Tuesday, February 10, 2015
BYU Family History Technology Workshop -- Curt B. Witcher, MLS, FUGA, IGSF
After a very interesting couple of hours with app demos and discussions, we got the opportunity to hear a presentation from Curt B. Witcher, MLS, FUGA, IGSF of the Allen County Public Library talking about the future of genealogy. Quoting, "Everybody has a story..." Stories are important in establishing that everyone counts and has an important place in society. As usual this is a report of what is said, filtered through my own impressions.
If more people than ever are involved in "genealogy" where are they? Curt made a reference to the increase of interest in family history. I guess I have the same question, what do we mean by family history? What is it that I do?
The new generation is interested in fun and success and involved with technology. He shows the MyHeritage.com video about the quick discovery of ancestors.
He talks of present needs of Integrated Library Systems that need to begin having databases talk to each other, marrying meta-data to the user experience. Using the WorldCat.org OCLC catalog to help to normalize the data.

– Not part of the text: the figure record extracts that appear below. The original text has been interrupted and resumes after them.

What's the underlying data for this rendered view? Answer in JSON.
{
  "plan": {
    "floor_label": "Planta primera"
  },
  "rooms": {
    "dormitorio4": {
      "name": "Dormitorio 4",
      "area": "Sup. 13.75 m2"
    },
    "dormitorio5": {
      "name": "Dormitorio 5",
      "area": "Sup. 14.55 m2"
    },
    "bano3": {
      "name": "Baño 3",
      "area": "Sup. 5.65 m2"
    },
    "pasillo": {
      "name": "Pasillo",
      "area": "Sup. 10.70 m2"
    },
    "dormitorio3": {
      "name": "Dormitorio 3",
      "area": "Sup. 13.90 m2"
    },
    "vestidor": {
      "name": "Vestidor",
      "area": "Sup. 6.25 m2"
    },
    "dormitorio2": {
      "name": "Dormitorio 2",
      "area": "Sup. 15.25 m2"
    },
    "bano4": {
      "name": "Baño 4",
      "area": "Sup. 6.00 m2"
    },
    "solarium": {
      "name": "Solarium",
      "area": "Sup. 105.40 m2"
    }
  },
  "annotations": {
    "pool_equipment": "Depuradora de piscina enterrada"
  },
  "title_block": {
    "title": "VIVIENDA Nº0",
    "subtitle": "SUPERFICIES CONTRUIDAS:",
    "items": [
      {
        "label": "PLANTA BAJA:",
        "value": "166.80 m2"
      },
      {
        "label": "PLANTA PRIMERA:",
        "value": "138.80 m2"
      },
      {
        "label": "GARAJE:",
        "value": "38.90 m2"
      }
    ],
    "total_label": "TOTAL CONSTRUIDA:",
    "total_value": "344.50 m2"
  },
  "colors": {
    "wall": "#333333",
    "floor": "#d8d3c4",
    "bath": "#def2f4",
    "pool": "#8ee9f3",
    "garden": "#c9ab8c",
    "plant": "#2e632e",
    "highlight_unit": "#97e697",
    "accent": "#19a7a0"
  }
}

The catalogs should be able to be searched for specific information rather than letting it hide behind the cataloging system. He shows how a digitized record of a book in the FamilySearch.org program is not available to someone looking in another institution. My impression is that we have moved a tremendous distance in this direction but there is still a residual need for people to think and do their own research. It would be an amazing development is we had context searching, but now, this is the still the purview of the individual researcher.

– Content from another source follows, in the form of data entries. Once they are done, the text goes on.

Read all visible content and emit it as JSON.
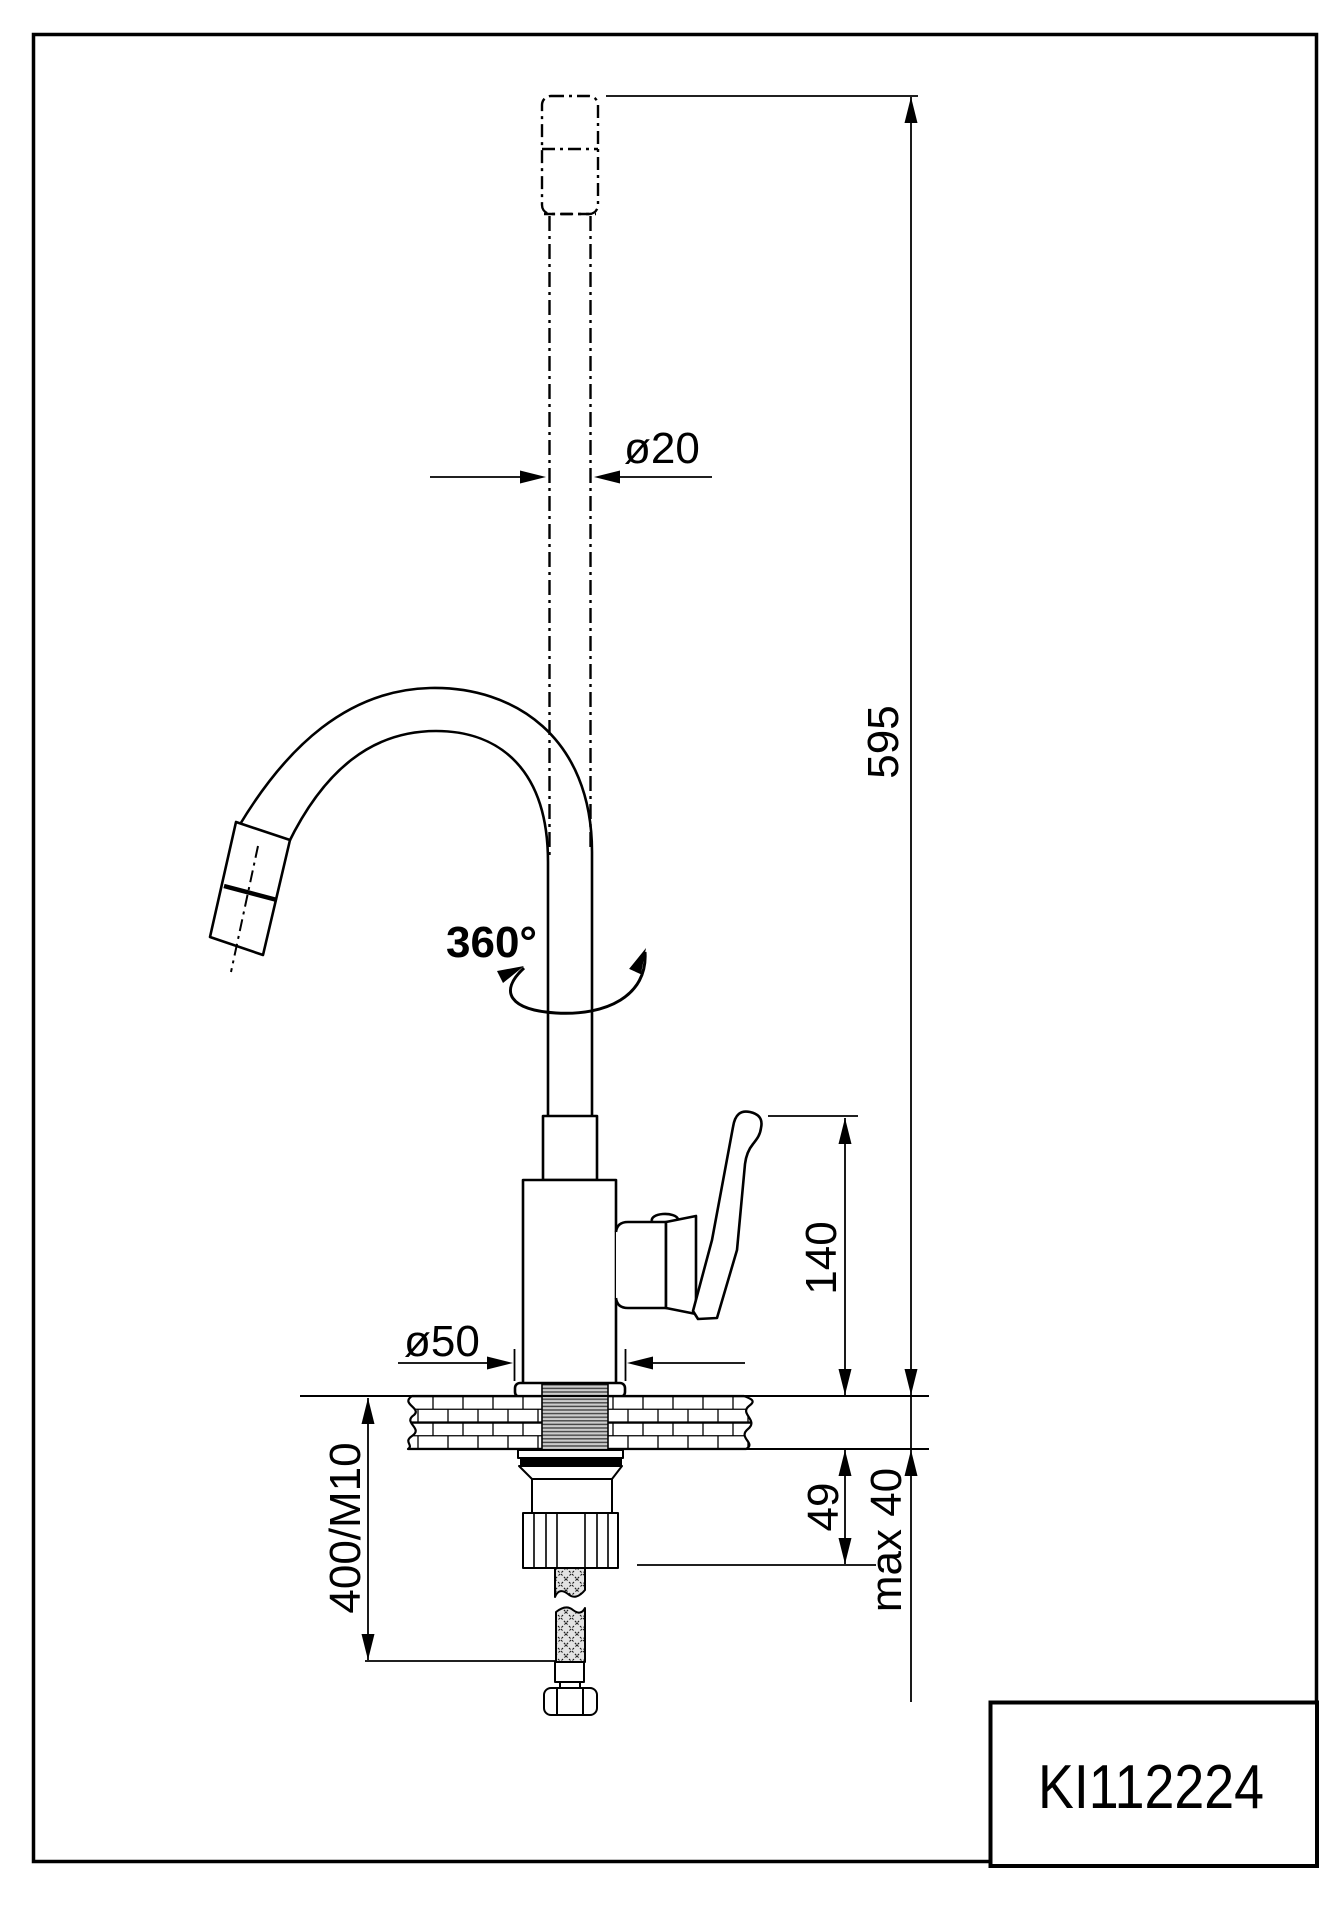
{
  "page": {
    "background": "#ffffff",
    "line_color": "#000000",
    "hatch_fill": "#e2e2e2",
    "thread_fill": "#cccccc"
  },
  "title_block": {
    "product_code": "KI112224"
  },
  "dimensions": {
    "spout_diameter": "ø20",
    "total_height": "595",
    "swivel_angle": "360°",
    "spout_outlet_height": "140",
    "base_diameter": "ø50",
    "hose_length_thread": "400/M10",
    "shank_length": "49",
    "max_mounting_thickness": "max 40"
  }
}
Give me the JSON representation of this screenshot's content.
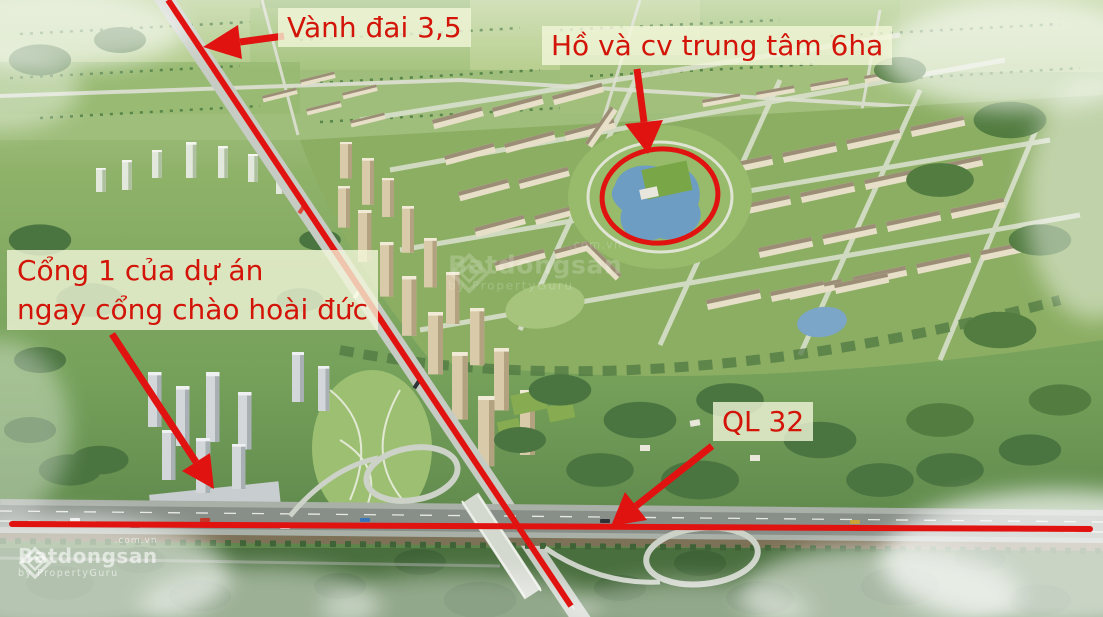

Results that are returned from searches should lead to additional data. There should be a way for an individual family file, including all of the data, to be compared and searched in "innumerable databases including facial recognition and DNA results. In other words, he wants to expand the capabilities of searching to include all relevant data.
What's wrong with GEDCOM? We can do better than that. We need to have a way to transfer and preserve different media even those images and files, both video and audio, that are in existence.

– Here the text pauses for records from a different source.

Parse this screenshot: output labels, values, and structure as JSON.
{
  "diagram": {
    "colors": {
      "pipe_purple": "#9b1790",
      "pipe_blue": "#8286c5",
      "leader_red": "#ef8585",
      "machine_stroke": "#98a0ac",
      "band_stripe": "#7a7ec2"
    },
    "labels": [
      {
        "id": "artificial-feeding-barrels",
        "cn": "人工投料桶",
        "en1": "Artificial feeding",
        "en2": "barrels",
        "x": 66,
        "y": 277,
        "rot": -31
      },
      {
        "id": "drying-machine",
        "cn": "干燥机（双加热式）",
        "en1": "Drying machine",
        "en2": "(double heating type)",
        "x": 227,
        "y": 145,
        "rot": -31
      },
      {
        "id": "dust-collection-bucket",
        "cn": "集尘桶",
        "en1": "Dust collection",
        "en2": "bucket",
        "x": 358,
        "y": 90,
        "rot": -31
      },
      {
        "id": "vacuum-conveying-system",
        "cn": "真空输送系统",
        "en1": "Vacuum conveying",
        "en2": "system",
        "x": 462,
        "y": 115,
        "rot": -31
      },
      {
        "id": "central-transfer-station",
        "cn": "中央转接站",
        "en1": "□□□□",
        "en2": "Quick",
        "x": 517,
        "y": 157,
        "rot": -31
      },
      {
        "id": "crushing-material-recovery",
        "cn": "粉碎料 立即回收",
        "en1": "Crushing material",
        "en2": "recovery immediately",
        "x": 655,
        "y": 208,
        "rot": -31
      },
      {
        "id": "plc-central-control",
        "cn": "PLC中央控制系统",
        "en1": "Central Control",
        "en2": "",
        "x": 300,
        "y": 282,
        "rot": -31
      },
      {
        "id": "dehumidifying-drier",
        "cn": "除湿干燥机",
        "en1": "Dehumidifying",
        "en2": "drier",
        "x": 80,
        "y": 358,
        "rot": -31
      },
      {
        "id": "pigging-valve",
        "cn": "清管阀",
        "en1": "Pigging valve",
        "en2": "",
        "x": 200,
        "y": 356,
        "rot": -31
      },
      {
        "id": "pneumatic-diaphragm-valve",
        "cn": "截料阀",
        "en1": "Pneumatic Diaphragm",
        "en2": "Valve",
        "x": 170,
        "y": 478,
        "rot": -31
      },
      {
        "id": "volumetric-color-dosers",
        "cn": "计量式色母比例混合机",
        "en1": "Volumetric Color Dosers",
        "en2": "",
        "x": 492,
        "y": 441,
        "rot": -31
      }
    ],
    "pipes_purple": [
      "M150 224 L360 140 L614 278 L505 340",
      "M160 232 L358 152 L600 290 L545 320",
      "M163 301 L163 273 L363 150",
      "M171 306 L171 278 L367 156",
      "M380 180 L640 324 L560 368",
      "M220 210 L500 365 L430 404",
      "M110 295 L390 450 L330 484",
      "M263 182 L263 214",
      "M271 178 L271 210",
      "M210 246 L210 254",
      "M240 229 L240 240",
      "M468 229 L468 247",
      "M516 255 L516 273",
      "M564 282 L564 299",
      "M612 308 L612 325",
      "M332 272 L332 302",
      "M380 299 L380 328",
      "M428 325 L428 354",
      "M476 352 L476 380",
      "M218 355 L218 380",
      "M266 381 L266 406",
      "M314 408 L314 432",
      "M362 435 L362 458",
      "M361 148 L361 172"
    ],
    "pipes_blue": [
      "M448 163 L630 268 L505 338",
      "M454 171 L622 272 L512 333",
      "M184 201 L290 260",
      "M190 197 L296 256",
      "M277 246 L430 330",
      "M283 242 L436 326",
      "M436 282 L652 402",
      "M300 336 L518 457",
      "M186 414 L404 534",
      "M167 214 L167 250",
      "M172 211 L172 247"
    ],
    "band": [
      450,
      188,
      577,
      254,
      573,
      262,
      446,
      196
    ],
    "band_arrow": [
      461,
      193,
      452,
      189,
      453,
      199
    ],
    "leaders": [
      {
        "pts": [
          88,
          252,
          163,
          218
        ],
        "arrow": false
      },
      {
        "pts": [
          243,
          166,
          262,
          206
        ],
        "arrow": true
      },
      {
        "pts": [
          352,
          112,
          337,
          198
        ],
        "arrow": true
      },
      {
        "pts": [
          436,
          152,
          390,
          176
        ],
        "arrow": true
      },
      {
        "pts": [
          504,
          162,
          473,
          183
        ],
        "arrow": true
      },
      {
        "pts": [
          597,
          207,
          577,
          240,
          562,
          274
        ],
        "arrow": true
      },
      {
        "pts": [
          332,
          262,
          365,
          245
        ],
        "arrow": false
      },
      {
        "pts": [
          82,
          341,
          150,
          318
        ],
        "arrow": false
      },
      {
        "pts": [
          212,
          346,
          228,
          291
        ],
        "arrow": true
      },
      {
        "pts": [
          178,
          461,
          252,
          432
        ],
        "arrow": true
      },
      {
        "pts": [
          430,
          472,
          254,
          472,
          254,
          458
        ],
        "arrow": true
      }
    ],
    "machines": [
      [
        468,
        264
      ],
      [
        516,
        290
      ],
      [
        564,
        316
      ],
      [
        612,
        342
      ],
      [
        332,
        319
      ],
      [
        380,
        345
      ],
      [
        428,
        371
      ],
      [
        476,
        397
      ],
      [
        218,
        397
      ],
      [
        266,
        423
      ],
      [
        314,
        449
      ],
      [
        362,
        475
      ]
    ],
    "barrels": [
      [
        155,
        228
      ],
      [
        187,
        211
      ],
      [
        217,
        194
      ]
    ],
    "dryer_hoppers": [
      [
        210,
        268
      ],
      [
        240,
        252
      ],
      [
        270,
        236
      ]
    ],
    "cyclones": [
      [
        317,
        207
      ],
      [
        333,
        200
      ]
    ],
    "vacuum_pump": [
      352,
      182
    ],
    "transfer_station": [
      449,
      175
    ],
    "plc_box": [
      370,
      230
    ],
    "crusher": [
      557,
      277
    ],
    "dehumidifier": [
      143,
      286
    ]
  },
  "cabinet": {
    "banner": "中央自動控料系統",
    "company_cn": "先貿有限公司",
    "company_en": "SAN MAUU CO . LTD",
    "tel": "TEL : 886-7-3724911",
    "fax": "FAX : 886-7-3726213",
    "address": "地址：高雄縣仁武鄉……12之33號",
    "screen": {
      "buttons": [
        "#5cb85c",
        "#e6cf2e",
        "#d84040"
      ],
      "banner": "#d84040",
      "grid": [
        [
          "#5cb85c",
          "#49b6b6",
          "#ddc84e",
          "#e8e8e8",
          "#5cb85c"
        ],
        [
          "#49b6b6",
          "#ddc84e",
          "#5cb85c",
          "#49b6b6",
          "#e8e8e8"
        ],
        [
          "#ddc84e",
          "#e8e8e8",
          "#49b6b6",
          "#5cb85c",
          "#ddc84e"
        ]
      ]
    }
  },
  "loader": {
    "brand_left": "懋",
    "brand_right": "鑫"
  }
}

Opportunities for expansion include mobile and wearable. We need to incorporate surveillance technology such as drones and wearable audio. We need to apply science and virtual reality. Can we come up with a reconstructed picture of what our ancestors looked like?
This is a very interesting view of what is possible in the future. We need to probe who we are to find out more about our ancestors. This was a very thought provoking discourse and very useful to make me start more thinking.